After a short lull, Bitcoin is continuing its climb at breakneck speed. The price of one Bitcoin at closing was $52,149 on Feb 17, 2021, surpassing the $50,000 mark for the first time.
Potentially emboldened by the coronavirus crisis and the search for perceived safe-haven assets, the cryptocurrency started its ongoing rally after an initial virus crisis shock in early 2020. In 2019, the decentralized currency reached its highest valuation on June 26 (approximately $13,000) around the time of Facebook’s announcement that it was starting its own cryptocurrency, Libra. The announcement played a part in reviving interest in Bitcoin after a prolonged period of losses and stagnancy that started in 2018.
Late 2017 and early 2018 was the heyday of Bitcoin, with a single coin fetching prices above US$15,000 at the time. As the coin’s value shrank subsequently, many thought the hype around cryptocurrency had blown over.
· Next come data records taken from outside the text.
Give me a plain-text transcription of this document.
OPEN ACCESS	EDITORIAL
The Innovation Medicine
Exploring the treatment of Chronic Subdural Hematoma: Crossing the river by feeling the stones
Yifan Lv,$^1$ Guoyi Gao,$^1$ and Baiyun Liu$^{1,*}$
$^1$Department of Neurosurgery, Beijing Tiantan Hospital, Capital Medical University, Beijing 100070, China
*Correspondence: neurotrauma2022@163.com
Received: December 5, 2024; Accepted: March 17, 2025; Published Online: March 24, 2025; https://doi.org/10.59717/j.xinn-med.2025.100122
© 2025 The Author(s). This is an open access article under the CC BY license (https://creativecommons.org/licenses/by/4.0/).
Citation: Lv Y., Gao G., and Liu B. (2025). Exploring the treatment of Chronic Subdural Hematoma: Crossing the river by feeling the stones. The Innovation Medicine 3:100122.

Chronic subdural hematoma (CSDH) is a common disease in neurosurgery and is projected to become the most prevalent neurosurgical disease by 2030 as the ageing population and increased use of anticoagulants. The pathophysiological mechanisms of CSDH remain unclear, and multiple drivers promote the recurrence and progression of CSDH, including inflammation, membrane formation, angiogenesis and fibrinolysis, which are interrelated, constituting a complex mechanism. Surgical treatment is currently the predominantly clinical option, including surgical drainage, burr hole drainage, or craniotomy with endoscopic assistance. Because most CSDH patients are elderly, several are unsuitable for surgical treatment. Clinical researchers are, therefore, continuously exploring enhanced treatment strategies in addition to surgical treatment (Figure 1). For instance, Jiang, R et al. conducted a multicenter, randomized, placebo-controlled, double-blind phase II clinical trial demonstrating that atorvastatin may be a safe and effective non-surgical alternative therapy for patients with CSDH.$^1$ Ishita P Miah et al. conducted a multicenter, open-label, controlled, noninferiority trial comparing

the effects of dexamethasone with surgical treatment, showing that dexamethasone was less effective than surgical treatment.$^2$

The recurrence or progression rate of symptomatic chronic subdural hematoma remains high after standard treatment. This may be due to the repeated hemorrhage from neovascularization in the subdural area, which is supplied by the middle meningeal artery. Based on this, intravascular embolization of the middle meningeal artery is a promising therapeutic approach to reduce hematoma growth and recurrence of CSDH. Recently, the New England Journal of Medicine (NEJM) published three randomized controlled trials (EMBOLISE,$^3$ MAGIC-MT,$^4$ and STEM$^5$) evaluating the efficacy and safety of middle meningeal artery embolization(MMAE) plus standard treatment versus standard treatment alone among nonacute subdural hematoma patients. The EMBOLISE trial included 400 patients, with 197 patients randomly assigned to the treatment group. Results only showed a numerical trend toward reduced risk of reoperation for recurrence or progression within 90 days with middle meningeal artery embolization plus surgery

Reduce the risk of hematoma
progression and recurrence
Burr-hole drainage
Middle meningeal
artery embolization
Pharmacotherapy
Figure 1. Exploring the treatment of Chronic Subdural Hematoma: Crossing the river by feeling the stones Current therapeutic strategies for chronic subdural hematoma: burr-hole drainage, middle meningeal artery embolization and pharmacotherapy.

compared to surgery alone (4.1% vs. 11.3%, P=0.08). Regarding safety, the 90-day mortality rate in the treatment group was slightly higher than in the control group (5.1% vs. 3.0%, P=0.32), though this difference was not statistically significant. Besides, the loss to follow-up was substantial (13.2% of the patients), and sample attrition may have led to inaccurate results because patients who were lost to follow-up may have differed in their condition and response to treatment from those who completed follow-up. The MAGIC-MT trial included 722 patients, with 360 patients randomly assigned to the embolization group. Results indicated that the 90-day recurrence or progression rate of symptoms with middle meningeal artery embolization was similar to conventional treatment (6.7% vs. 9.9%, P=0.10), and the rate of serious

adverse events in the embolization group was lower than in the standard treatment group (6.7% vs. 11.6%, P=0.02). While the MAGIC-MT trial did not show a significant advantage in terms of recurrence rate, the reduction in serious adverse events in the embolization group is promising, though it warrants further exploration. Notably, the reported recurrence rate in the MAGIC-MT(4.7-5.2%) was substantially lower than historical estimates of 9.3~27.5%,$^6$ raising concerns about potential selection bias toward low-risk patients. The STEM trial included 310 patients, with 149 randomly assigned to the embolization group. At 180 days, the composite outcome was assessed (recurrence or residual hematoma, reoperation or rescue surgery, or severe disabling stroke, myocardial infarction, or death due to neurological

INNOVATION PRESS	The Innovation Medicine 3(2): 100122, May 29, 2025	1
In May of 2020, Bitcoin experienced a so-called “halving” for the first time in almost four years. The halving cuts the reward Bitcoin miners receive for their transactions in half, making it double as hard to “produce” bitcoin. A Bitcoin halving is triggered after an increment of 210,000 Bitcoin have been mined. The total number of Bitcoin is capped at 21 million and the halving was Bitcoin’s 88th, leaving 12 halvings until the supply of Bitcoin is depleated for good. Yet, as it gets harder and harder to mine, the frequency of halvings should continue to fall.